Tem muito pastor preguiçoso e presunçoso, mas a esmagadora maioria está acordando de madrugada pra orar, jejuar, estudar. Estão visitando pessoas, que a maioria não imagina. Estão entrando em lugares pra orar e pregar que os não-dizimistas sequer imaginam, porque não teriam estomago pra fazer. Só sabem falar de uns poucos ministros enriquecidos, mas não conhecem nem um pouco da realidade da maioria esmagadora dos ministros. Alguns ministros de verdade estão bem hoje, porque aprenderam a valorizar sua família e administrar seus parcos recursos.
Eles não ficaram agarrados a essa argumentação furada, mesquinha e doentia dos anti-dízimos. Por causa dessa gente mesquinha, hoje muito pastor está caindo fora do ministério. Alguns caem foram porque não têm chamado mesmo, mas alguns estão em crise, porque o povo que ele ama e por qual chora na presença do Senhor, não está nem aí pra esse homem ou mulher de Deus!


2. GRAÇA ANTES E DEPOIS DA LEI
            Quando Abrão (recebeu o nome Abraão depois) foi dizimista, o fez por fé. Bom, não sou eu quem argumento, é a própria Escritura. Ele o fez pela fé nas promessas, mesmo sem conhecer o passado de Melquisedeque. Assim encontramos em Hebreus 7. Além disto, o apóstolo Paulo argumenta, na carta Aos Gálatas sobre a graça. Gl 3: 15 e adiante nos fala sobre um fato importante. A Lei que veio 430 anos depois, não invalida o testamento anterior. Que testamento? Sempre soubemos de dois apenas, o Velho e o Novo. Paulo está argumentando de algo que foi antes da Torah, a Lei do VT. A graça que veio com Jesus, já estava fluindo no tempo de Abrão, porque ele não estava debaixo de lei. Abrão, Isaque e Jacó, foram homens de fé. Abrão é considerado o Pai da Fé, sem nunca ter feito um milagre sequer, por que? Porque soube esperar e obedecer a Deus. Quando agiu assim, segundo Hebreus 11, ele entrou para o grupo seleto dos “Heróis da Fé”. Abrão entregou dízimos pela fé, não pela Lei.
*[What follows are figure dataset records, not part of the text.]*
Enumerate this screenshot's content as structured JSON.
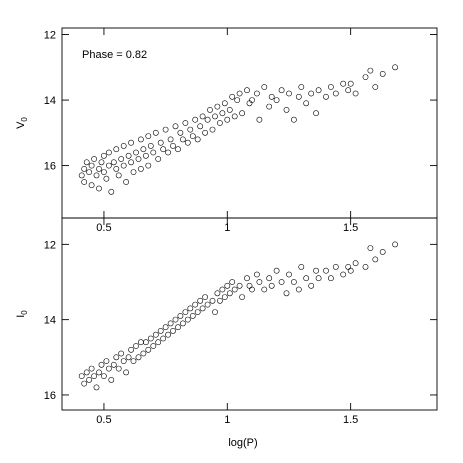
{
  "chart_data": {
    "type": "scatter",
    "shared_x": {
      "label": "log(P)",
      "lim": [
        0.33,
        1.85
      ],
      "ticks": [
        0.5,
        1,
        1.5
      ],
      "tick_labels": [
        "0.5",
        "1",
        "1.5"
      ]
    },
    "panels": [
      {
        "name": "top",
        "ylabel": "V",
        "ylabel_sub": "0",
        "annotation": "Phase = 0.82",
        "ylim": [
          11.8,
          17.6
        ],
        "y_inverted": true,
        "yticks": [
          12,
          14,
          16
        ],
        "ytick_labels": [
          "12",
          "14",
          "16"
        ],
        "series": [
          {
            "marker": "open-circle",
            "color": "#000000",
            "points": [
              [
                0.41,
                16.3
              ],
              [
                0.42,
                16.1
              ],
              [
                0.42,
                16.5
              ],
              [
                0.43,
                15.9
              ],
              [
                0.44,
                16.2
              ],
              [
                0.45,
                16.6
              ],
              [
                0.45,
                16.0
              ],
              [
                0.46,
                15.8
              ],
              [
                0.47,
                16.3
              ],
              [
                0.48,
                16.1
              ],
              [
                0.48,
                16.7
              ],
              [
                0.49,
                15.9
              ],
              [
                0.5,
                16.2
              ],
              [
                0.5,
                15.7
              ],
              [
                0.51,
                16.4
              ],
              [
                0.52,
                16.0
              ],
              [
                0.52,
                15.6
              ],
              [
                0.53,
                16.8
              ],
              [
                0.54,
                15.9
              ],
              [
                0.55,
                16.1
              ],
              [
                0.55,
                15.5
              ],
              [
                0.56,
                16.3
              ],
              [
                0.57,
                15.8
              ],
              [
                0.58,
                16.0
              ],
              [
                0.58,
                15.4
              ],
              [
                0.59,
                16.5
              ],
              [
                0.6,
                15.7
              ],
              [
                0.61,
                15.9
              ],
              [
                0.61,
                15.3
              ],
              [
                0.62,
                16.2
              ],
              [
                0.63,
                15.6
              ],
              [
                0.64,
                15.8
              ],
              [
                0.65,
                15.2
              ],
              [
                0.65,
                16.1
              ],
              [
                0.66,
                15.5
              ],
              [
                0.67,
                15.7
              ],
              [
                0.68,
                15.1
              ],
              [
                0.68,
                16.0
              ],
              [
                0.69,
                15.4
              ],
              [
                0.7,
                15.6
              ],
              [
                0.71,
                15.0
              ],
              [
                0.72,
                15.8
              ],
              [
                0.73,
                15.3
              ],
              [
                0.74,
                15.5
              ],
              [
                0.75,
                14.9
              ],
              [
                0.76,
                15.6
              ],
              [
                0.77,
                15.2
              ],
              [
                0.78,
                15.4
              ],
              [
                0.79,
                14.8
              ],
              [
                0.8,
                15.5
              ],
              [
                0.81,
                15.0
              ],
              [
                0.82,
                15.2
              ],
              [
                0.83,
                14.7
              ],
              [
                0.84,
                15.3
              ],
              [
                0.85,
                14.9
              ],
              [
                0.86,
                15.1
              ],
              [
                0.87,
                14.6
              ],
              [
                0.88,
                15.2
              ],
              [
                0.89,
                14.8
              ],
              [
                0.9,
                14.5
              ],
              [
                0.91,
                15.0
              ],
              [
                0.92,
                14.6
              ],
              [
                0.93,
                14.3
              ],
              [
                0.94,
                14.9
              ],
              [
                0.95,
                14.5
              ],
              [
                0.96,
                14.2
              ],
              [
                0.97,
                14.7
              ],
              [
                0.98,
                14.4
              ],
              [
                0.99,
                14.1
              ],
              [
                1.0,
                14.6
              ],
              [
                1.01,
                14.3
              ],
              [
                1.02,
                13.9
              ],
              [
                1.03,
                14.5
              ],
              [
                1.04,
                14.0
              ],
              [
                1.05,
                13.8
              ],
              [
                1.06,
                14.4
              ],
              [
                1.08,
                13.7
              ],
              [
                1.09,
                14.1
              ],
              [
                1.1,
                14.0
              ],
              [
                1.12,
                13.8
              ],
              [
                1.13,
                14.6
              ],
              [
                1.15,
                13.6
              ],
              [
                1.17,
                14.2
              ],
              [
                1.18,
                13.9
              ],
              [
                1.2,
                14.0
              ],
              [
                1.22,
                13.7
              ],
              [
                1.24,
                14.3
              ],
              [
                1.25,
                13.8
              ],
              [
                1.27,
                14.6
              ],
              [
                1.29,
                13.9
              ],
              [
                1.3,
                13.6
              ],
              [
                1.32,
                14.1
              ],
              [
                1.34,
                13.8
              ],
              [
                1.36,
                14.4
              ],
              [
                1.37,
                13.7
              ],
              [
                1.4,
                13.9
              ],
              [
                1.42,
                13.6
              ],
              [
                1.44,
                13.8
              ],
              [
                1.47,
                13.5
              ],
              [
                1.49,
                13.7
              ],
              [
                1.5,
                13.5
              ],
              [
                1.52,
                13.8
              ],
              [
                1.56,
                13.3
              ],
              [
                1.58,
                13.1
              ],
              [
                1.6,
                13.6
              ],
              [
                1.63,
                13.2
              ],
              [
                1.68,
                13.0
              ]
            ]
          }
        ]
      },
      {
        "name": "bottom",
        "ylabel": "I",
        "ylabel_sub": "0",
        "annotation": "",
        "ylim": [
          11.3,
          16.4
        ],
        "y_inverted": true,
        "yticks": [
          12,
          14,
          16
        ],
        "ytick_labels": [
          "12",
          "14",
          "16"
        ],
        "series": [
          {
            "marker": "open-circle",
            "color": "#000000",
            "points": [
              [
                0.41,
                15.5
              ],
              [
                0.42,
                15.7
              ],
              [
                0.43,
                15.4
              ],
              [
                0.44,
                15.6
              ],
              [
                0.45,
                15.3
              ],
              [
                0.46,
                15.5
              ],
              [
                0.47,
                15.8
              ],
              [
                0.48,
                15.4
              ],
              [
                0.49,
                15.2
              ],
              [
                0.5,
                15.5
              ],
              [
                0.51,
                15.1
              ],
              [
                0.52,
                15.3
              ],
              [
                0.53,
                15.6
              ],
              [
                0.54,
                15.2
              ],
              [
                0.55,
                15.0
              ],
              [
                0.56,
                15.3
              ],
              [
                0.57,
                14.9
              ],
              [
                0.58,
                15.1
              ],
              [
                0.59,
                15.4
              ],
              [
                0.6,
                15.0
              ],
              [
                0.61,
                14.8
              ],
              [
                0.62,
                15.1
              ],
              [
                0.63,
                14.7
              ],
              [
                0.64,
                15.0
              ],
              [
                0.65,
                14.6
              ],
              [
                0.66,
                14.9
              ],
              [
                0.67,
                14.6
              ],
              [
                0.68,
                14.8
              ],
              [
                0.69,
                14.5
              ],
              [
                0.7,
                14.7
              ],
              [
                0.71,
                14.4
              ],
              [
                0.72,
                14.6
              ],
              [
                0.73,
                14.3
              ],
              [
                0.74,
                14.5
              ],
              [
                0.75,
                14.2
              ],
              [
                0.76,
                14.4
              ],
              [
                0.77,
                14.1
              ],
              [
                0.78,
                14.3
              ],
              [
                0.79,
                14.0
              ],
              [
                0.8,
                14.2
              ],
              [
                0.81,
                13.9
              ],
              [
                0.82,
                14.1
              ],
              [
                0.83,
                13.8
              ],
              [
                0.84,
                14.0
              ],
              [
                0.85,
                13.7
              ],
              [
                0.86,
                13.9
              ],
              [
                0.87,
                13.6
              ],
              [
                0.88,
                13.8
              ],
              [
                0.89,
                13.5
              ],
              [
                0.9,
                13.7
              ],
              [
                0.91,
                13.4
              ],
              [
                0.92,
                13.6
              ],
              [
                0.94,
                13.5
              ],
              [
                0.95,
                13.8
              ],
              [
                0.96,
                13.3
              ],
              [
                0.97,
                13.5
              ],
              [
                0.98,
                13.2
              ],
              [
                0.99,
                13.4
              ],
              [
                1.0,
                13.1
              ],
              [
                1.01,
                13.3
              ],
              [
                1.02,
                13.0
              ],
              [
                1.03,
                13.2
              ],
              [
                1.05,
                13.1
              ],
              [
                1.06,
                13.4
              ],
              [
                1.08,
                12.9
              ],
              [
                1.09,
                13.1
              ],
              [
                1.1,
                13.2
              ],
              [
                1.12,
                12.8
              ],
              [
                1.13,
                13.0
              ],
              [
                1.15,
                13.2
              ],
              [
                1.17,
                12.9
              ],
              [
                1.18,
                13.1
              ],
              [
                1.2,
                12.7
              ],
              [
                1.22,
                13.0
              ],
              [
                1.24,
                13.3
              ],
              [
                1.25,
                12.8
              ],
              [
                1.27,
                13.0
              ],
              [
                1.29,
                13.2
              ],
              [
                1.3,
                12.6
              ],
              [
                1.32,
                12.9
              ],
              [
                1.34,
                13.1
              ],
              [
                1.36,
                12.7
              ],
              [
                1.37,
                12.9
              ],
              [
                1.4,
                12.7
              ],
              [
                1.42,
                12.9
              ],
              [
                1.44,
                12.6
              ],
              [
                1.47,
                12.8
              ],
              [
                1.49,
                12.6
              ],
              [
                1.5,
                12.7
              ],
              [
                1.52,
                12.5
              ],
              [
                1.56,
                12.6
              ],
              [
                1.58,
                12.1
              ],
              [
                1.6,
                12.4
              ],
              [
                1.63,
                12.2
              ],
              [
                1.68,
                12.0
              ]
            ]
          }
        ]
      }
    ]
  }
}
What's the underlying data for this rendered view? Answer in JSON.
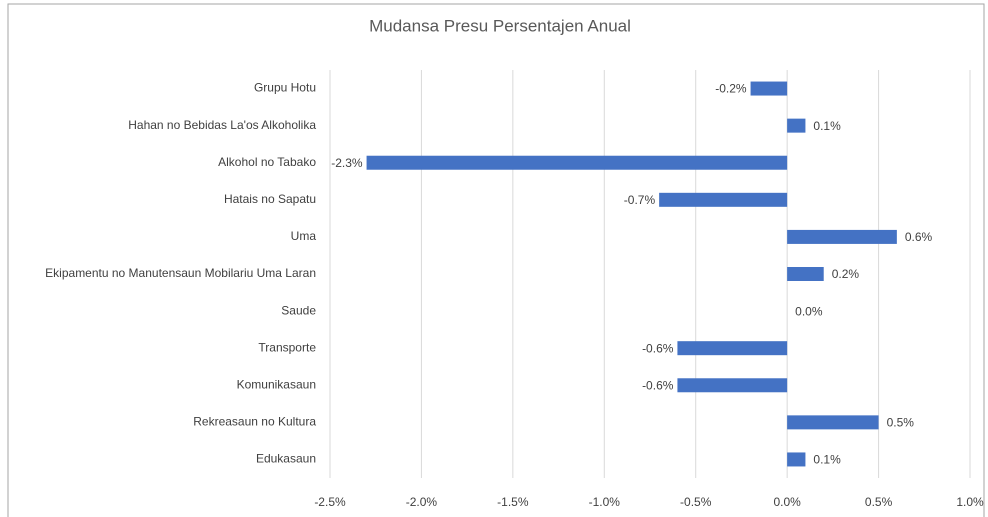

            Alguns anos depois temos Jacó. Um moço que herdou as promessas e, ainda jovem, fez um voto com Deus. Ele não viu ninguém em carne e osso. Apenas teve um sonho e, pela fé, constatou que o lugar onde estava era a casa de Deus – Betel (Gn 28: 10-22). Ali mesmo, conforme os versículos 20 a 22 fez um voto a Deus: dar o dízimo. Pergunto, isto é da Lei? Não! É um ato de fé! Por isto Jacó também está no grupo de Heróis da Fé de Hebreus 11. Veja bem, a Lei, a Torah, ainda não havia sido escrita, mas a fé estava no coração de Jacó. Por isto, leia a história dele, foi extremamente abençoado. O dízimo não é um ato de obediência, antes de tudo é uma questão de fé. As pessoas dizimistas têm como base a fé de que Deus é fiel, por isto Abrão, lá em Gn 14 e Jacó, aqui em Gn 28 estão cumprindo a “Lei da Fé”. Você consegue compreender isto?
            Tudo que ocorreu antes de vir a Lei, faz parte do “testamento” da fé, que é o caminho da graça. Quando Sete se tornou um exemplo de genealogia, quando Enos edificou um altar, quando Enoque andou com Deus, quando Noé foi homem reto diante de Deus (sem falar outros) fizeram tudo antes da Lei. Eles o fizeram pela fé, que por analogia é o modelo da graça. A graça é manifesta aos homens pela fé, porque sem fé é impossível agradar a Deus... “porque pela graça sois salvos, por meio da fé; e isto não vem de vós, é dom de Deus” (Ef 2:8).
            No Novo Testamento a graça não anula a Lei. Veja, disse Jesus: “Não penseis que vim destruir a lei ou os profetas; não vim destruir, mas cumprir” e leia Mt 5: 19. Porém, muitos pensam que a graça é mais leve e que por isto ser dizimista é algo que é da Lei. Porém, você já leu os textos de Atos 4: 34-37? Uma das coisas interessantes da igreja primitiva é que “ninguém dizia que coisa alguma das que possuía era sua própria, mas todas as coisas lhes eram comuns”. Nunca vi um anti-dízimo disposto a cumprir isto! Simplesmente porque eles são avarentos, mesmo não tendo dinheiro algum. Por que não falam sobre essa graça? Que tal compartilharem tudo com o Reino? Os anti-dizimistas não compartilham 10%, como vão aceitar que tudo que têm pertence a Deus? Ah! Eles, com certeza são daqueles que vão jogar sua oferta pro alto e esperar que Deus agarre com suas próprias mãos!
            Para tal, na graça, precisa ser entendido que dízimo é apenas o mínimo que um crente pode fazer. Paulo nunca tratou do assunto dízimo, com especificidade, porque para ele, isto era uma coisa natural, fazia parte de sua cultura de Reino. Então, ele trata da oferta, porque essa sim, requer uma dose de explicação e desafio. Por isto ele escreve o que escreveu em 2 Coríntios 9: 6-10. Porém, como sustentar a obra do Senhor, se Paulo e Jesus dizem que digno é o obreiro do seu salario?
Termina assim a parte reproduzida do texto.